The Supreme Judicial Court (“SJC”) transferred the case from the Appeals Court on its own initiative and reversed and remanded holding that where the supporting spouse has the ability to pay, the need for support of the recipient spouse under general term alimony is limited to the amount required to enable her to maintain the standard of living at the time of the separation leading to the divorce, not the amount required to provide her with the standard of living she would have enjoyed in the future if the couple had not divorced.

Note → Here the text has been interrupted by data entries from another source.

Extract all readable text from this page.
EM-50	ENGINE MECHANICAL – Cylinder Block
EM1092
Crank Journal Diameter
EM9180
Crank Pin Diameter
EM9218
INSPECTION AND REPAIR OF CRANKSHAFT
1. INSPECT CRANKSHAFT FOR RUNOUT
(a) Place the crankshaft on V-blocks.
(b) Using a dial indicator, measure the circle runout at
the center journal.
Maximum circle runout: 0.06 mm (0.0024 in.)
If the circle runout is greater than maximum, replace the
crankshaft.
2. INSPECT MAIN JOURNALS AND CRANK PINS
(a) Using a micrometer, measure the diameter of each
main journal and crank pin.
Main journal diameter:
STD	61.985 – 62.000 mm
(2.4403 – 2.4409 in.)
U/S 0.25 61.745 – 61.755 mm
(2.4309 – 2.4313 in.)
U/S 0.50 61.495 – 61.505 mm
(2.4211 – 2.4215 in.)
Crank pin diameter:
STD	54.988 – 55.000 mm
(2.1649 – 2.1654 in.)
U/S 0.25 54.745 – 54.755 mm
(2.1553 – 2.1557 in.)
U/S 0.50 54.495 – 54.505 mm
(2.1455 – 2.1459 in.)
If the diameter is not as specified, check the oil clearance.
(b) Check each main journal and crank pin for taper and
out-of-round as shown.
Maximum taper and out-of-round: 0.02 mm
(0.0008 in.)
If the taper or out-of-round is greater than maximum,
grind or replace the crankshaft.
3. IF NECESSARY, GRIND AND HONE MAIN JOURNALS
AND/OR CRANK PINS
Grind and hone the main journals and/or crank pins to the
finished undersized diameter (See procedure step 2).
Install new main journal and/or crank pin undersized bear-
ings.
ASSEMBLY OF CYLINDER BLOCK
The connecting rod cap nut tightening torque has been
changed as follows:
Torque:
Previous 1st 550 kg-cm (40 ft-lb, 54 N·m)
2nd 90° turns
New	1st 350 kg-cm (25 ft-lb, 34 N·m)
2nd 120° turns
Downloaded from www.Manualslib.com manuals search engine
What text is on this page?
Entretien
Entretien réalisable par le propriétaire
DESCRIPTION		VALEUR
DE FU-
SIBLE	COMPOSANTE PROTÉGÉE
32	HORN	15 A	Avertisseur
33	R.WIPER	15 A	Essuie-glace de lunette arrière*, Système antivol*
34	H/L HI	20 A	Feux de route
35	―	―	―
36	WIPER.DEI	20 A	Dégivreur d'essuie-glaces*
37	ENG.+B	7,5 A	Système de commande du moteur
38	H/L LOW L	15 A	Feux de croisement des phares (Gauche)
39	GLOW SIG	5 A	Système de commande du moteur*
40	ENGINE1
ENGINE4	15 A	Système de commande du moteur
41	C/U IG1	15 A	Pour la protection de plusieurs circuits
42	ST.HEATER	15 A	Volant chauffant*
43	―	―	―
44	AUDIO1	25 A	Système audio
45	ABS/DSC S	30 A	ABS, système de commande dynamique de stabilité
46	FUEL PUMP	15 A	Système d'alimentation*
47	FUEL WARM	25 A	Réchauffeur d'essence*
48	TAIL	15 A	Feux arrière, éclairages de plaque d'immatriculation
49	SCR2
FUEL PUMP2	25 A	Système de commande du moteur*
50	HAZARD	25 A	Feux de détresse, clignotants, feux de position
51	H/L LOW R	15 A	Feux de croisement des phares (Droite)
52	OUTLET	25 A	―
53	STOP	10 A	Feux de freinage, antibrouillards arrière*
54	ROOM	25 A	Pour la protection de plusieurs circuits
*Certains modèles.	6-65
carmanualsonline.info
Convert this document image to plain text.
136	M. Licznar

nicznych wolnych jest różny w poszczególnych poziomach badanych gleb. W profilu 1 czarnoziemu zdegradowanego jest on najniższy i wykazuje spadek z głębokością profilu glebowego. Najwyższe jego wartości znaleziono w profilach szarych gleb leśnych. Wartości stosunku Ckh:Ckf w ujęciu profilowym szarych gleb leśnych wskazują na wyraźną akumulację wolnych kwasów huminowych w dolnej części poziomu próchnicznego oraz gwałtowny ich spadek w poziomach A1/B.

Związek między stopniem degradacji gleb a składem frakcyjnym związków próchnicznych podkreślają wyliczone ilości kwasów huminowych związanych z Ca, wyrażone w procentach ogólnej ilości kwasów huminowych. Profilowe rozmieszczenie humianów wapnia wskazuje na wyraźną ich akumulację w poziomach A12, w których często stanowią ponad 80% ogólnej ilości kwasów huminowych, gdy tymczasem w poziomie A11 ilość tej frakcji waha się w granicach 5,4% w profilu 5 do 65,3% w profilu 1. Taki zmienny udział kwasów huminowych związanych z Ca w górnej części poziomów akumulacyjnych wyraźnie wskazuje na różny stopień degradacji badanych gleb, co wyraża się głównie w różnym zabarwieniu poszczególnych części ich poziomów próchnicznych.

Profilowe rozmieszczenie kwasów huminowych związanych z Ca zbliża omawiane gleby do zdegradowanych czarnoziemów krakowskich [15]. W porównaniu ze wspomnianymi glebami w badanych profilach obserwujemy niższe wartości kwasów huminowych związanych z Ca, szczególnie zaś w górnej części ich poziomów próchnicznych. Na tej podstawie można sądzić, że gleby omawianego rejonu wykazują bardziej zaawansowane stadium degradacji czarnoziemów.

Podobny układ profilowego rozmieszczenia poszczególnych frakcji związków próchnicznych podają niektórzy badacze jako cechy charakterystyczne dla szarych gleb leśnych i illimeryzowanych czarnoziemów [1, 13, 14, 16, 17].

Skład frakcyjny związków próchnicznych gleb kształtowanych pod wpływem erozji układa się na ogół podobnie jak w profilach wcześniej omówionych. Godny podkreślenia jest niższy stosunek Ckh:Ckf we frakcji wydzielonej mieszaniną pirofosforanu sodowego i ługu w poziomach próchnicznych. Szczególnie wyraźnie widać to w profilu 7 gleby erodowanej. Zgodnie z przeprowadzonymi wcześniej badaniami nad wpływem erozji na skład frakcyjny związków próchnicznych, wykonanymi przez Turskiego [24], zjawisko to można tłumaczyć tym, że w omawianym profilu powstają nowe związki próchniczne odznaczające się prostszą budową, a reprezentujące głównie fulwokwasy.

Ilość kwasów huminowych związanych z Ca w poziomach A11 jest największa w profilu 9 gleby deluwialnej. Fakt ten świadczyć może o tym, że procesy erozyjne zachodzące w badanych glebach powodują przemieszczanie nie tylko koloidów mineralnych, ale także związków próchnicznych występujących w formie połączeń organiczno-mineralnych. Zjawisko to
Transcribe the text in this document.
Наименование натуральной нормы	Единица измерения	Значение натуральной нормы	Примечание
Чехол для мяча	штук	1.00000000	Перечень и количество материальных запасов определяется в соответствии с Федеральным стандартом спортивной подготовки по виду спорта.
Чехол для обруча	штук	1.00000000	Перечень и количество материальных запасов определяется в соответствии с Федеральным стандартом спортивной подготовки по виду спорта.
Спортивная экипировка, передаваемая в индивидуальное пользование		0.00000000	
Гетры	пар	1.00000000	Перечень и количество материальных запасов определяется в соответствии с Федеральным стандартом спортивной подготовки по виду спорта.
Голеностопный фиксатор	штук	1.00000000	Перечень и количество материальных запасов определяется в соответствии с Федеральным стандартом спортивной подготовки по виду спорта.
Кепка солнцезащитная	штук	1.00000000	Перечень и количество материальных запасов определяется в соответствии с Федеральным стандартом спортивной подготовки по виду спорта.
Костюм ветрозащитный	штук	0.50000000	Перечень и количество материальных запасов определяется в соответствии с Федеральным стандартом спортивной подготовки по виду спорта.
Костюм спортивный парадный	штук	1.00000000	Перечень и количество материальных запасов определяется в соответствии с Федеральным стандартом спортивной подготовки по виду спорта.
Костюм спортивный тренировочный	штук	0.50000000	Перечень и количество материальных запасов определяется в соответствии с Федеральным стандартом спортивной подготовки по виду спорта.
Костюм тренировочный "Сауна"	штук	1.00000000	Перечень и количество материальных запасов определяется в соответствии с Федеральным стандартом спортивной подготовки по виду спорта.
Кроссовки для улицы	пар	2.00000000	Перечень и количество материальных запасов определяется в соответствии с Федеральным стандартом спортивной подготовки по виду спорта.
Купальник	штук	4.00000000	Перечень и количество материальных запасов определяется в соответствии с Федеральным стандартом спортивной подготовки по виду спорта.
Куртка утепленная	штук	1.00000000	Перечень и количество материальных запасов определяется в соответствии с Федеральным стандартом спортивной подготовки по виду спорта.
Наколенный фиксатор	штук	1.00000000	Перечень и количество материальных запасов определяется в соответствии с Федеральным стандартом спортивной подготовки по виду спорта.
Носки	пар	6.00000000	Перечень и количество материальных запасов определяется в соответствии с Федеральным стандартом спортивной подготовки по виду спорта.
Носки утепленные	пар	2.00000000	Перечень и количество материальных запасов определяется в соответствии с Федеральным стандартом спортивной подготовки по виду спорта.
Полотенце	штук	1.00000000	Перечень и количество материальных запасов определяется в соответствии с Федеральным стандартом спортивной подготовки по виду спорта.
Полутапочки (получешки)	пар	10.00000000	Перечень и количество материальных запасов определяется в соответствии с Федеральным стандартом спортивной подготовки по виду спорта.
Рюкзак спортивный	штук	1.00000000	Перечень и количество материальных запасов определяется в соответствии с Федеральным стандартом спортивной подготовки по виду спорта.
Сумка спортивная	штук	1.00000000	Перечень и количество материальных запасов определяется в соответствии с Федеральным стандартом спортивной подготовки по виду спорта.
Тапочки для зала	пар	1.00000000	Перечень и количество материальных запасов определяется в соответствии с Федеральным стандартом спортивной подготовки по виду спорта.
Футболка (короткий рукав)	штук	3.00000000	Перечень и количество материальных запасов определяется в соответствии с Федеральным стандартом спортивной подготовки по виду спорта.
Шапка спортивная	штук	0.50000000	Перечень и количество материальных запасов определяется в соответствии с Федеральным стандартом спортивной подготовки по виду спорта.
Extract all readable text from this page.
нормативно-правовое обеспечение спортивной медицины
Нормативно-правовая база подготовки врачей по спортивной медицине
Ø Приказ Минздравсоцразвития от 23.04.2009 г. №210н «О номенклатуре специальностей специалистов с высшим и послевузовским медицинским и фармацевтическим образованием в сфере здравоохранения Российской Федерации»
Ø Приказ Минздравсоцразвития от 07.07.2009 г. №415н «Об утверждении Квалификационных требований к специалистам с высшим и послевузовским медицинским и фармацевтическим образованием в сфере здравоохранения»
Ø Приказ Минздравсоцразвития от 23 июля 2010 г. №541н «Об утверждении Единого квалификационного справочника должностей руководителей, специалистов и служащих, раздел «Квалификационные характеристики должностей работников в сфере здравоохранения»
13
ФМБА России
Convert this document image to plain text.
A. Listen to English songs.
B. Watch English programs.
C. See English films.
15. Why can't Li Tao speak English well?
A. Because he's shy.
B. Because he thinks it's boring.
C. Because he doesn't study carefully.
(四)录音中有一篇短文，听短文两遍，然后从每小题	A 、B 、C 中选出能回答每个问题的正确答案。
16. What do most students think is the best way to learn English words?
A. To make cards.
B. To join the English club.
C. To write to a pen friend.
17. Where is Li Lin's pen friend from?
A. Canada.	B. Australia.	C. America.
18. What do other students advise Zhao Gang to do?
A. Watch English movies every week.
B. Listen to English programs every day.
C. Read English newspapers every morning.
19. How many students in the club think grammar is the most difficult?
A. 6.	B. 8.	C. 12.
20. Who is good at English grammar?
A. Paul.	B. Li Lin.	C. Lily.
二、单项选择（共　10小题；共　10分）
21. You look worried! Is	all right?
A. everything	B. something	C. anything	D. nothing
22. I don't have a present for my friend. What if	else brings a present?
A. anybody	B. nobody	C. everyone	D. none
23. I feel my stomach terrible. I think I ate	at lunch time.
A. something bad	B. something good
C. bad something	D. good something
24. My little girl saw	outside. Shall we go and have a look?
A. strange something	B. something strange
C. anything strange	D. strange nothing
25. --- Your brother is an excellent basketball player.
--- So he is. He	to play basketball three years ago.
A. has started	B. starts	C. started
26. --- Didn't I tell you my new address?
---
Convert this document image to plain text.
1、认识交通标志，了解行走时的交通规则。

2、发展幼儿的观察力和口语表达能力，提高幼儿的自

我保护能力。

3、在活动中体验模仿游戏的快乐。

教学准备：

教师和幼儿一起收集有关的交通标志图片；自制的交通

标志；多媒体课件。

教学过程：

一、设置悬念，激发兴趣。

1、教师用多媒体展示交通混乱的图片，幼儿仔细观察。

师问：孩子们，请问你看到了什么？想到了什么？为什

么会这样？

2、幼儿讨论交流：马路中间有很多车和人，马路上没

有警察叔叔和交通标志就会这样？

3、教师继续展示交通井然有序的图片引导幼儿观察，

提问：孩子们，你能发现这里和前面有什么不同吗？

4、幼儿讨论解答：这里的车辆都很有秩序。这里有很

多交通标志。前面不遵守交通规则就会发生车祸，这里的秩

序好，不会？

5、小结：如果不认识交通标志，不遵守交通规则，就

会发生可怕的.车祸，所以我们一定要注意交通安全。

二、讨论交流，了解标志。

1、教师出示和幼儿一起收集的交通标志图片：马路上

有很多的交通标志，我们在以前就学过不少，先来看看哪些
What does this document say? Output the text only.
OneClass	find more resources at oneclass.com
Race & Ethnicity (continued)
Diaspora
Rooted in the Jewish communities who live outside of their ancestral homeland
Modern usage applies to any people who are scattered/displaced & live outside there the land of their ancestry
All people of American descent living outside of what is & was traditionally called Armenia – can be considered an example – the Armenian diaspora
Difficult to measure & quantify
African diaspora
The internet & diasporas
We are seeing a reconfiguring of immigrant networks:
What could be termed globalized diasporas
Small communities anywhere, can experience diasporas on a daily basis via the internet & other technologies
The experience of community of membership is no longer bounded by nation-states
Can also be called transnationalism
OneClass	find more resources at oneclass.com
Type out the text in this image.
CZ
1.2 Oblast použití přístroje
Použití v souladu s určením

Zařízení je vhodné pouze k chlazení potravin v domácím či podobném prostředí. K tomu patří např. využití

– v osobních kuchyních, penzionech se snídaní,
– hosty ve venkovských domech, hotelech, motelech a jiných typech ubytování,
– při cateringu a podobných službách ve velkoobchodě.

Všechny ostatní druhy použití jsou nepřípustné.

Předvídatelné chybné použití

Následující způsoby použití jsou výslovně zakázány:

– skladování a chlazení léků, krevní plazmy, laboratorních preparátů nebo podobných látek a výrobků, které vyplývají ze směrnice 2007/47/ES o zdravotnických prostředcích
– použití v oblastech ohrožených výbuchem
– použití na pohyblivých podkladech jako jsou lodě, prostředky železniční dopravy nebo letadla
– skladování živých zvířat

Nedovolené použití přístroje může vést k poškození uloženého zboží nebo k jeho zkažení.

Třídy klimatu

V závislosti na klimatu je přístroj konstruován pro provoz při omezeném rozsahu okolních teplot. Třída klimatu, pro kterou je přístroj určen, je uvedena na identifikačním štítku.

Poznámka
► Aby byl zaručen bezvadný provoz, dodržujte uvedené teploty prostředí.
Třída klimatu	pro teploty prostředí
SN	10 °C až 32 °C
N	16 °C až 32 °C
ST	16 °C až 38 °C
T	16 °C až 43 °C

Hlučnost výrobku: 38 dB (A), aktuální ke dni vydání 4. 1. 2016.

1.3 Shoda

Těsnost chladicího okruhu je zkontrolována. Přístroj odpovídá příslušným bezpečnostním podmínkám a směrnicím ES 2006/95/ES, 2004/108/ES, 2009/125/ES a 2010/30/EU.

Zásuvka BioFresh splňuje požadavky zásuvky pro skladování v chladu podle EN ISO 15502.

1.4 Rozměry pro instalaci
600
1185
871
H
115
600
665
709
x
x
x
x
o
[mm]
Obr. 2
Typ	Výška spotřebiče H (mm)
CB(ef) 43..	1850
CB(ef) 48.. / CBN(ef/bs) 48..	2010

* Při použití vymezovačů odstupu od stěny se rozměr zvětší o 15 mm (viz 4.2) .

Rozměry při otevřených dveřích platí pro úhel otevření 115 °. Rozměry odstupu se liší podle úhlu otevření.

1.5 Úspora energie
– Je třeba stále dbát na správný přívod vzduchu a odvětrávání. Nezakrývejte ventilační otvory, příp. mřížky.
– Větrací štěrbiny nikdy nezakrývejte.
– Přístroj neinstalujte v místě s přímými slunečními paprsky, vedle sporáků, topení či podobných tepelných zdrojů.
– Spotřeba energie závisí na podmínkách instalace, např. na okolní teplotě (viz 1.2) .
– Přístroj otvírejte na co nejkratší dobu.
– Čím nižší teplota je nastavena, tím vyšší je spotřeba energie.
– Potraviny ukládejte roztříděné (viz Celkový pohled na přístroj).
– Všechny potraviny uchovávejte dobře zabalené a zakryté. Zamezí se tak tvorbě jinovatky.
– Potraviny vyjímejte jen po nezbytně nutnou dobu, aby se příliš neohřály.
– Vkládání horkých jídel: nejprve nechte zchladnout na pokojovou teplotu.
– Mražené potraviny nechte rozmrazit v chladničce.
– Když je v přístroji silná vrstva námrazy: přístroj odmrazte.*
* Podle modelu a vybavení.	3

The SJC further held that although there might be circumstances where it is reasonable and fair to award a percentage of the supporting spouse's income as general term alimony, it was an abuse of discretion to have done so here because the trial court's intent in doing so was to award the wife an amount of alimony that exceeds what she needs in order to maintain the lifestyle she enjoyed during the marriage, which the SJC held to be impermissible.

With regard to the issue of the husband's argument against so-called “self-modifying” orders, the SJC rejected the argument that a judge lacks authority to make an alimony order that may vary according to variables or contingencies set forth in the order and provided the examples of rate of inflation or changes in a currency exchange rate that may be permissible. The SJC did go on to caution, however, that cases in which a variable or contingent award is warranted is the exception rather than the rule and must be justified by special circumstances. The SJC reasoned that awarding alimony as a percentage of income may encourage income manipulation and also make proving contempt more difficult. An example of special circumstances given by the SJC is where the supporting spouse’s income is highly variable from year to year, sometimes severely limiting ability to pay but where a percentage formula, averaged over time is not likely to exceed the needs of the recipient spouse. The SJC concluded that in this matter, the fluctuations in the husband’s income did not rise to the level of such a “special circumstance” because the husband had such substantial assets available to him from which to pay alimony, fluctuations in his income would not materially affect his ability to pay and, again, because the percentage based formula here was intended to allow the wife’s lifestyle to exceed the marital lifestyle.